Persistence
As polarising stances and simplistic rhetoric continue to proliferate at alarming rates, we are faced with the difficulties of resisting them and the rifts they create. The challenge lies in cultivating persistence without tumbling into rigidity or dogma – in cultivating a steadfastness through a recognition of diversity, difference, and hybridity while also embracing fluidity, uncertainty, and flux.
With Persistence, CTM 2019 examines the aesthetic and societal potentials and pains of perseverance, and of its opposite: the transient and the provisional, and considers the struggles that come with balancing continuity and changeability.
Music and art today are characterised by continuous searching, open-ended experimentation, and the speculative nature of hypotheses, which allows for a positive adoption of uncertainty. A hypothesis is always open to being corrected or discarded. It requires constant questioning and exchange: Listening, critical discussion, and doubt are inherent components of this process, as are sensing and recognising inconsistencies and differences.

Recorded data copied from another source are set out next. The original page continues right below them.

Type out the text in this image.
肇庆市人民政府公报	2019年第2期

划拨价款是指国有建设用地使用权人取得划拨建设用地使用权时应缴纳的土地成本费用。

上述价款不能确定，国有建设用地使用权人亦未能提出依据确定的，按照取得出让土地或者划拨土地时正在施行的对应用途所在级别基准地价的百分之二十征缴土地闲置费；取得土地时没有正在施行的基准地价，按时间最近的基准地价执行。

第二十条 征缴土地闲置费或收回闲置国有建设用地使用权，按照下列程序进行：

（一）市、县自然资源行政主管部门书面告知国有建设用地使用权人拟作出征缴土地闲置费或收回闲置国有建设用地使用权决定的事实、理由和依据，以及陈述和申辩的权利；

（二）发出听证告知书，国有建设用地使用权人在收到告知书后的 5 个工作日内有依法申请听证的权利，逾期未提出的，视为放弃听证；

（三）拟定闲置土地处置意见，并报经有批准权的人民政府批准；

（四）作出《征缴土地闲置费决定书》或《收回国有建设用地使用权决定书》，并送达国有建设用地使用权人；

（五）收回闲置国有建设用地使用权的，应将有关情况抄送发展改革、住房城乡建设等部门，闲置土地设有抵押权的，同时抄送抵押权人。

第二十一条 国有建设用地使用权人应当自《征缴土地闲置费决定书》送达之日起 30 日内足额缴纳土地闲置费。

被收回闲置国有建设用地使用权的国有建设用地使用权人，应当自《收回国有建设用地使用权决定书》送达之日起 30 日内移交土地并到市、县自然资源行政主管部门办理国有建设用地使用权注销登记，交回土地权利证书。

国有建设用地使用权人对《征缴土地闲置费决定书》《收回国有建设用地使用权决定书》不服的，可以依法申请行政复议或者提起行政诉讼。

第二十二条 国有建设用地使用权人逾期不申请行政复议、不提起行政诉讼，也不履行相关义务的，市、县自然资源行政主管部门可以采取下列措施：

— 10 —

A decisive difference between artistic and scientific hypotheses is that art and music take subjective feelings, personal experiences, empathy, the imaginary, and desire as their starting points. Artistic propositions can therefore never be completely eliminated, and because they need to be experienced, they offer transitory moments of radical pluralisation. Thinking and acting on this basis is a form of resistance against essentialism and naturalistic misconceptions, against the absolute, and unshakable identities, and also against the corrosive powers of uncertainty. So, can music and art provide us with methods to move towards new societal horizons? Can we maintain a productive, idealistic kind of perseverance – a persistence of the transitory?
The persistence of transience is not only a fitting allegory for CTM Festival’s 20-year anniversary, it also describes an attempt to think of collectiveness, community, and subcultures as fleeting, experience-based associations. It’s a framework for considering them as testing grounds for collective speculation rather than rigid or exclusive constructs. CTM has always strived to provide a forum that facilitates exchange and networking between different creative communities, while at the same time fostering open spaces of possibility that also allow those who are non-associated to navigate the interstices and try things out.

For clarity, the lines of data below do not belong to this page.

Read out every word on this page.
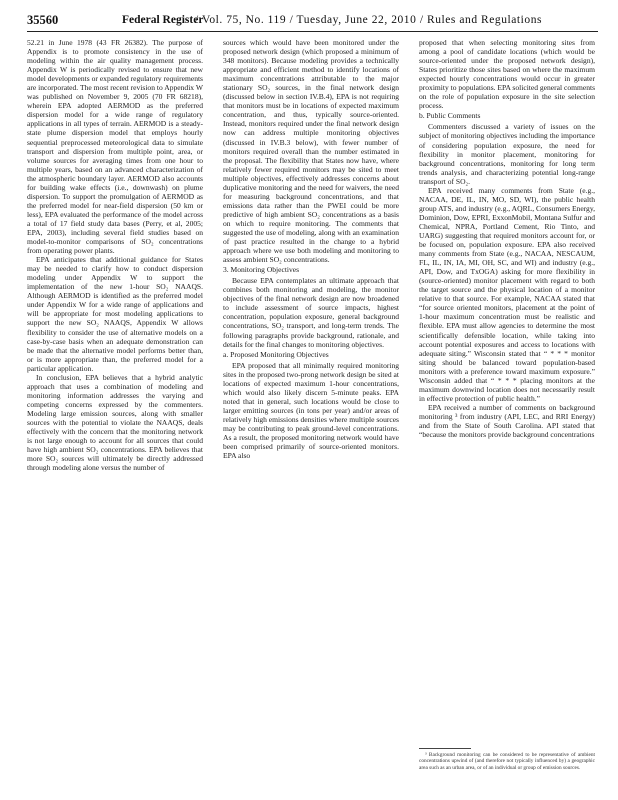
35560	Federal Register
/ Vol. 75, No. 119 / Tuesday, June 22, 2010 / Rules and Regulations

52.21 in June 1978 (43 FR 26382). The purpose of Appendix is to promote consistency in the use of modeling within the air quality management process. Appendix W is periodically revised to ensure that new model developments or expanded regulatory requirements are incorporated. The most recent revision to Appendix W was published on November 9, 2005 (70 FR 68218), wherein EPA adopted AERMOD as the preferred dispersion model for a wide range of regulatory applications in all types of terrain. AERMOD is a steady-state plume dispersion model that employs hourly sequential preprocessed meteorological data to simulate transport and dispersion from multiple point, area, or volume sources for averaging times from one hour to multiple years, based on an advanced characterization of the atmospheric boundary layer. AERMOD also accounts for building wake effects (i.e., downwash) on plume dispersion. To support the promulgation of AERMOD as the preferred model for near-field dispersion (50 km or less), EPA evaluated the performance of the model across a total of 17 field study data bases (Perry, et al, 2005; EPA, 2003), including several field studies based on model-to-monitor comparisons of SO₂ concentrations from operating power plants.

EPA anticipates that additional guidance for States may be needed to clarify how to conduct dispersion modeling under Appendix W to support the implementation of the new 1-hour SO₂ NAAQS. Although AERMOD is identified as the preferred model under Appendix W for a wide range of applications and will be appropriate for most modeling applications to support the new SO₂ NAAQS, Appendix W allows flexibility to consider the use of alternative models on a case-by-case basis when an adequate demonstration can be made that the alternative model performs better than, or is more appropriate than, the preferred model for a particular application.

In conclusion, EPA believes that a hybrid analytic approach that uses a combination of modeling and monitoring information addresses the varying and competing concerns expressed by the commenters. Modeling large emission sources, along with smaller sources with the potential to violate the NAAQS, deals effectively with the concern that the monitoring network is not large enough to account for all sources that could have high ambient SO₂ concentrations. EPA believes that more SO₂ sources will ultimately be directly addressed through modeling alone versus the number of

sources which would have been monitored under the proposed network design (which proposed a minimum of 348 monitors). Because modeling provides a technically appropriate and efficient method to identify locations of maximum concentrations attributable to the major stationary SO₂ sources, in the final network design (discussed below in section IV.B.4), EPA is not requiring that monitors must be in locations of expected maximum concentration, and thus, typically source-oriented. Instead, monitors required under the final network design now can address multiple monitoring objectives (discussed in IV.B.3 below), with fewer number of monitors required overall than the number estimated in the proposal. The flexibility that States now have, where relatively fewer required monitors may be sited to meet multiple objectives, effectively addresses concerns about duplicative monitoring and the need for waivers, the need for measuring background concentrations, and that emissions data rather than the PWEI could be more predictive of high ambient SO₂ concentrations as a basis on which to require monitoring. The comments that suggested the use of modeling, along with an examination of past practice resulted in the change to a hybrid approach where we use both modeling and monitoring to assess ambient SO₂ concentrations.

3. Monitoring Objectives

Because EPA contemplates an ultimate approach that combines both monitoring and modeling, the monitor objectives of the final network design are now broadened to include assessment of source impacts, highest concentration, population exposure, general background concentrations, SO₂ transport, and long-term trends. The following paragraphs provide background, rationale, and details for the final changes to monitoring objectives.

a. Proposed Monitoring Objectives

EPA proposed that all minimally required monitoring sites in the proposed two-prong network design be sited at locations of expected maximum 1-hour concentrations, which would also likely discern 5-minute peaks. EPA noted that in general, such locations would be close to larger emitting sources (in tons per year) and/or areas of relatively high emissions densities where multiple sources may be contributing to peak ground-level concentrations. As a result, the proposed monitoring network would have been comprised primarily of source-oriented monitors. EPA also

proposed that when selecting monitoring sites from among a pool of candidate locations (which would be source-oriented under the proposed network design), States prioritize those sites based on where the maximum expected hourly concentrations would occur in greater proximity to populations. EPA solicited general comments on the role of population exposure in the site selection process.

b. Public Comments

Commenters discussed a variety of issues on the subject of monitoring objectives including the importance of considering population exposure, the need for flexibility in monitor placement, monitoring for background concentrations, monitoring for long term trends analysis, and characterizing potential long-range transport of SO₂.

EPA received many comments from State (e.g., NACAA, DE, IL, IN, MO, SD, WI), the public health group ATS, and industry (e.g., AQRL, Consumers Energy, Dominion, Dow, EPRI, ExxonMobil, Montana Sulfur and Chemical, NPRA, Portland Cement, Rio Tinto, and UARG) suggesting that required monitors account for, or be focused on, population exposure. EPA also received many comments from State (e.g., NACAA, NESCAUM, FL, IL, IN, IA, MI, OH, SC, and WI) and industry (e.g., API, Dow, and TxOGA) asking for more flexibility in (source-oriented) monitor placement with regard to both the target source and the physical location of a monitor relative to that source. For example, NACAA stated that “for source oriented monitors, placement at the point of 1-hour maximum concentration must be realistic and flexible. EPA must allow agencies to determine the most scientifically defensible location, while taking into account potential exposures and access to locations with adequate siting.” Wisconsin stated that “ * * * monitor siting should be balanced toward population-based monitors with a preference toward maximum exposure.” Wisconsin added that “ * * * placing monitors at the maximum downwind location does not necessarily result in effective protection of public health.”

EPA received a number of comments on background monitoring ³ from industry (API, LEC, and RRI Energy) and from the State of South Carolina. API stated that “because the monitors provide background concentrations

³ Background monitoring can be considered to be representative of ambient concentrations upwind of (and therefore not typically influenced by) a geographic area such as an urban area, or of an individual or group of emission sources.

In order to keep such spaces open, however, we must also insist on stable economic conditions. To survive as an artist and to maintain communities and spaces of open discourse make for great challenges worldwide. We urgently need concepts, tools and structures that enable music and cultural creators to continuously experiment in a self-determined manner and to freely associate themselves. CTM’s 20th anniversary edition – which was for a long time unimaginable to us – brings together many actors and initiatives across music, culture, and technology to imagine, discuss and celebrate open and pluralistic structures.